They have a very hard time if they can't prove the original underlying contract.
I would not agree to anything without having an attorney review exactly what the "loan guarantee" document states.
If all things can be known from the "loan guarantee" document - then no - your still liable.
However, they may be lost without the original contract.
The document is hard to read, but appears to say what is on the original note (which we have). The guarantee states that "each of the undersigned jointly, and unconditionally guarantees payment...etc
Also, since it was transacted under a C corp, can the corp declare bankruptsy.
Does it state the amount of money, the terms of the loan, the interest rate, over what period repayment is to be made, how often payments are to be made, etc.?
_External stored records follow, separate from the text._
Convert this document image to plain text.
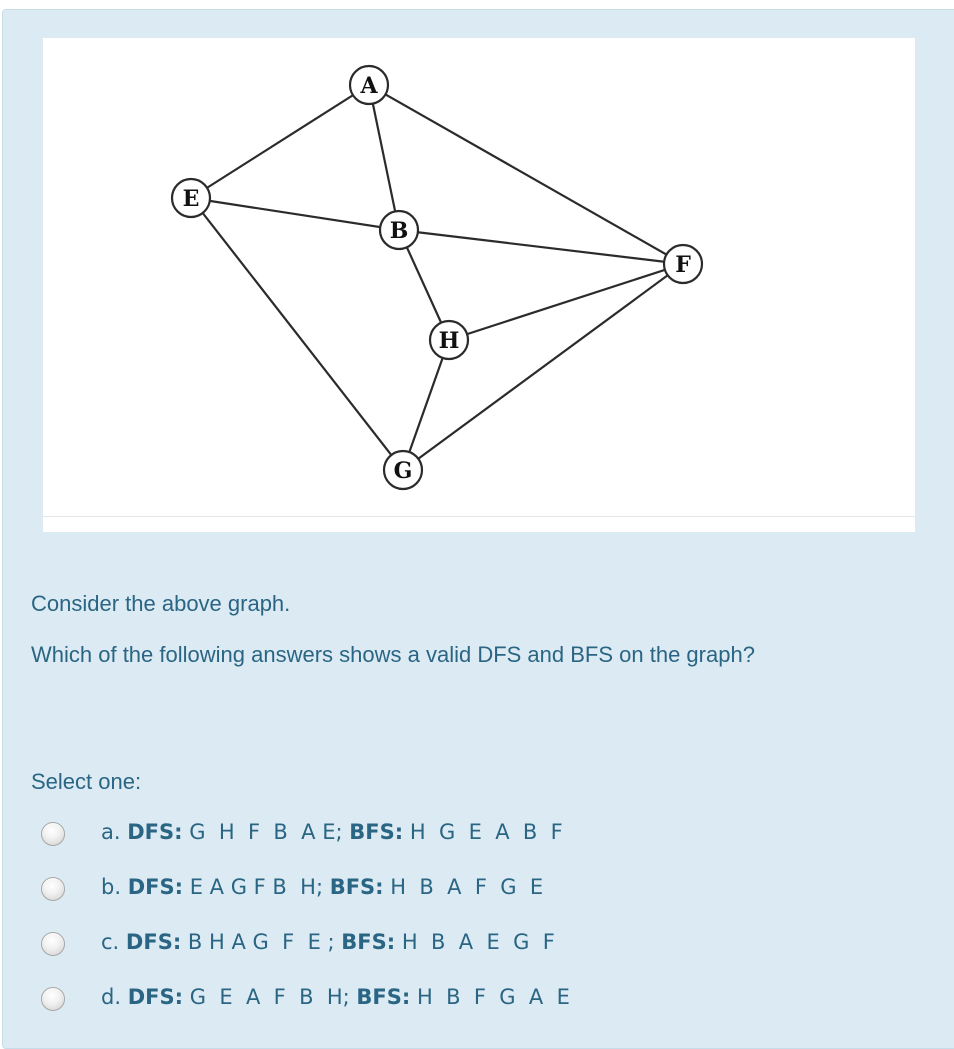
A
B
E
F
H
G
Consider the above graph.
Which of the following answers shows a valid DFS and BFS on the graph?
Select one:
a. DFS: G  H  F  B  A E; BFS: H  G  E  A  B  F
b. DFS: E A G F B  H; BFS: H  B  A  F  G  E
c. DFS: B H A G  F  E ; BFS: H  B  A  E  G  F
d. DFS: G  E  A  F  B  H; BFS: H  B  F  G  A  E
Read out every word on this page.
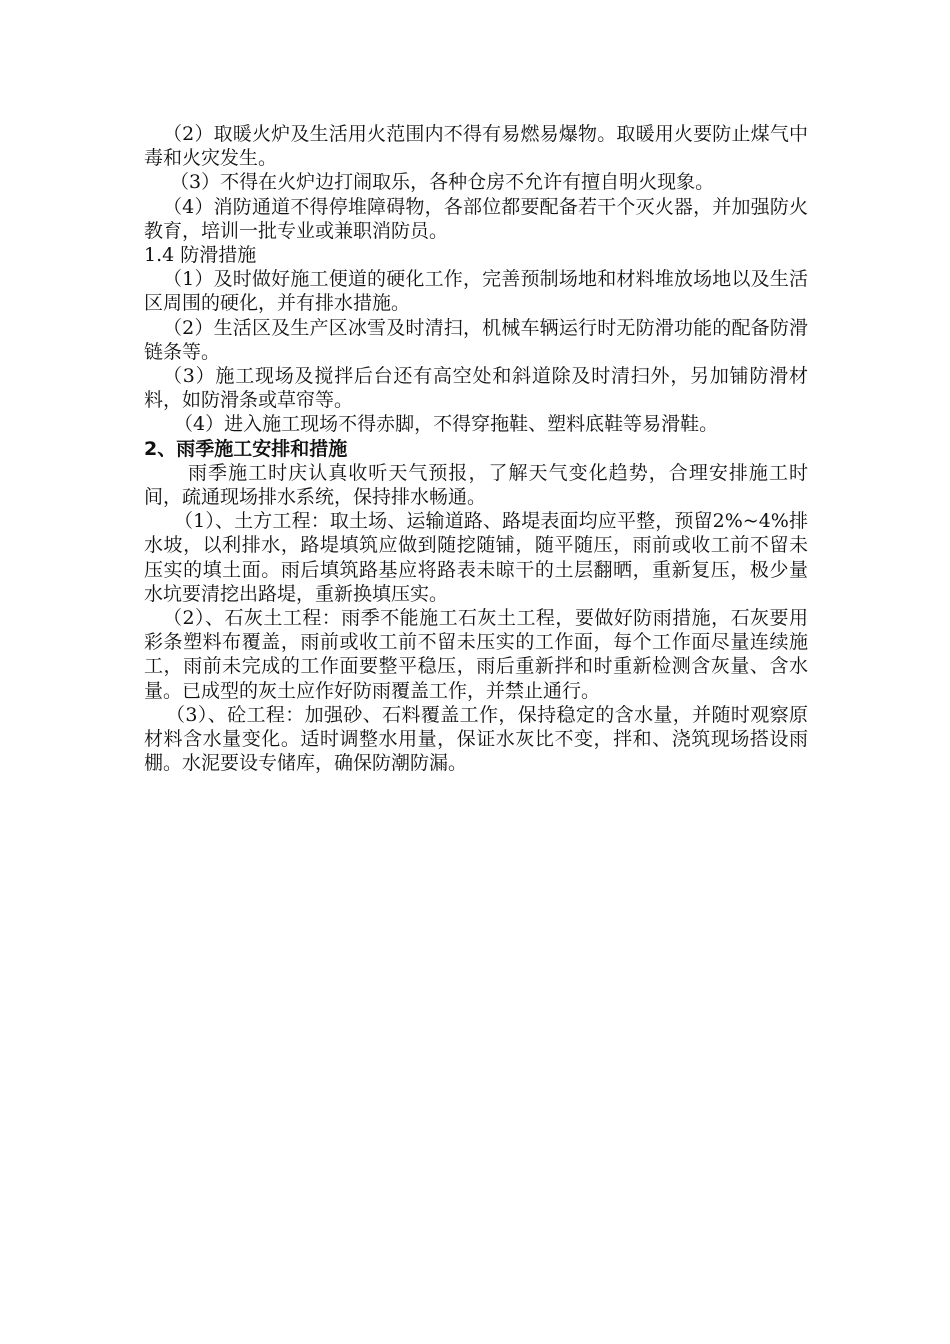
（2）取暖火炉及生活用火范围内不得有易燃易爆物。取暖用火要防止煤气中毒和火灾发生。

（3）不得在火炉边打闹取乐，各种仓房不允许有擅自明火现象。

（4）消防通道不得停堆障碍物，各部位都要配备若干个灭火器，并加强防火教育，培训一批专业或兼职消防员。

1.4 防滑措施

（1）及时做好施工便道的硬化工作，完善预制场地和材料堆放场地以及生活区周围的硬化，并有排水措施。

（2）生活区及生产区冰雪及时清扫，机械车辆运行时无防滑功能的配备防滑链条等。

（3）施工现场及搅拌后台还有高空处和斜道除及时清扫外，另加铺防滑材料，如防滑条或草帘等。

（4）进入施工现场不得赤脚，不得穿拖鞋、塑料底鞋等易滑鞋。

2、雨季施工安排和措施

雨季施工时庆认真收听天气预报，了解天气变化趋势，合理安排施工时间，疏通现场排水系统，保持排水畅通。

（1）、土方工程：取土场、运输道路、路堤表面均应平整，预留2%~4%排水坡，以利排水，路堤填筑应做到随挖随铺，随平随压，雨前或收工前不留未压实的填土面。雨后填筑路基应将路表未晾干的土层翻晒，重新复压，极少量水坑要清挖出路堤，重新换填压实。

（2）、石灰土工程：雨季不能施工石灰土工程，要做好防雨措施，石灰要用彩条塑料布覆盖，雨前或收工前不留未压实的工作面，每个工作面尽量连续施工，雨前未完成的工作面要整平稳压，雨后重新拌和时重新检测含灰量、含水量。已成型的灰土应作好防雨覆盖工作，并禁止通行。

（3）、砼工程：加强砂、石料覆盖工作，保持稳定的含水量，并随时观察原材料含水量变化。适时调整水用量，保证水灰比不变，拌和、浇筑现场搭设雨棚。水泥要设专储库，确保防潮防漏。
If you guaranteed the loan - then it wouldn't matter if the corp would file a bankruptcy - you would also have to file personal to get out of the debt.
Once again, it is hard to read, but does state the loan amount, not the interest rate, not the term of the loan, not the payment dates
Then they are really stuck - that could be a once a year payment @ 1% of $100.00.
They cannot file suit upon something they don't have. It's incumbent upon them to come up with the contract - don't give them anything.
Retain yourself local counsel immediately - they should be able to dismiss the action or suit against you. As a condition precident - the plaintiff has to - must - attach a copy of the contract to the complaint or the complaint should be dismissed.